His eyes were discontentedly fixed upon the headlines of his paper, but he was thinking.
"Making a lot of work for your mother," he protested, "upsetting the whole house like a pack of wolves! Upon my word, I can't see the necessity. Why can't Sally and Martie—"
"But it's only once in a long while, Pa," Lydia urged.
"I know—I know! Well, you ask Martie to speak to me about it in a day or two. Now go call your mother."
For the gracious permission Lydia gave him an appreciative kiss, leaving him comfortable with his fire, his newspaper, and his armchair, as she went on her errand.
"Pa was terribly sweet about the dance," she told Martie and Sally.
Belle was now deep in breakfast dishes, and the two girls had gone out into the foggy dooryard with the chickens' breakfast. A flock of mixed fowls were clucking and pecking over the bare ground under the willows. Martie held the empty tin pan in one hand, in the other was a half-eaten cruller. Sally had turned her serge skirt up over her shoulders as a protection against the cool air, exposing a shabby little "balmoral."
"Oh, Lyd, you're an angel!" Martie said, holding the cruller against Lydia's mouth. But Lydia expressed a grateful negative with a shake of her head; she never nibbled between meals.
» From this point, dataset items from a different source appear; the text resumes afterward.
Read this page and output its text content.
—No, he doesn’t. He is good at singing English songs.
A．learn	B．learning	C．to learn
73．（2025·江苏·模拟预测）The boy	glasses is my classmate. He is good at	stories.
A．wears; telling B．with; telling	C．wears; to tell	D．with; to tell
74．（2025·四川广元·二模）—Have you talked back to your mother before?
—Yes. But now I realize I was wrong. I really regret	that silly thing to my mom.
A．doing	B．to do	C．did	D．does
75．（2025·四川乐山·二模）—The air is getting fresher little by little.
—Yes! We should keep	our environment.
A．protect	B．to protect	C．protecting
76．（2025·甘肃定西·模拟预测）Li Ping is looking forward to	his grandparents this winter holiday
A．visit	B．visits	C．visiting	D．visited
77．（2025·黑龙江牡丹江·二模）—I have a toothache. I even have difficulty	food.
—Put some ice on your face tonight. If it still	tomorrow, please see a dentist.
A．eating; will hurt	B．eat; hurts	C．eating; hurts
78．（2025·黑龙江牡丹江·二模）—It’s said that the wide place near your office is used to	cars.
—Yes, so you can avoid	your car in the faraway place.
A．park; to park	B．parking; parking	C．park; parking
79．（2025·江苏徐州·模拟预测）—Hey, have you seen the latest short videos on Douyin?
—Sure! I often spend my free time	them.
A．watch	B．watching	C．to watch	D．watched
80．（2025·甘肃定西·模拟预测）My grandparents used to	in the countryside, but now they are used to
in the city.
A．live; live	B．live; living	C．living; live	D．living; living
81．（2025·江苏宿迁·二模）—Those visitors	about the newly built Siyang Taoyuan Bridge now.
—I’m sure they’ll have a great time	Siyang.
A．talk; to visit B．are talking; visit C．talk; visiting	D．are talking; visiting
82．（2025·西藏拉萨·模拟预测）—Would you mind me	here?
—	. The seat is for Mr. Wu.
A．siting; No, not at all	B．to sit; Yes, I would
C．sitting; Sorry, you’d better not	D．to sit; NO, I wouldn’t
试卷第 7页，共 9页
She retailed the conversation with her father. Martie and Sally became fired with enthusiasm as they listened. An animated discussion followed. Grace was a problem. Dared they ignore Grace? There was a lamentable preponderance of girls without her. All their lists began and ended with, "Well, there's Rodney and his friends—that's two—"
The day was as other days, except to Martie. When the chickens were fed, she and Sally idled for perhaps half an hour in the yard, and then went into the kitchen. Belle, sooty and untidy, had paused at the kitchen table, with her dustpan resting three feet away from the cold mutton that lay there. Mrs. Monroe's hair was in some disorder, and a streak of black from the stove lay across one of her lean, greasy wrists. The big stove was cooling now, ashes drifted from the firebox door, and an enormous saucepan of slowly cooking beans gave forth a fresh, unpleasant odour. At all the windows the fog pressed softly.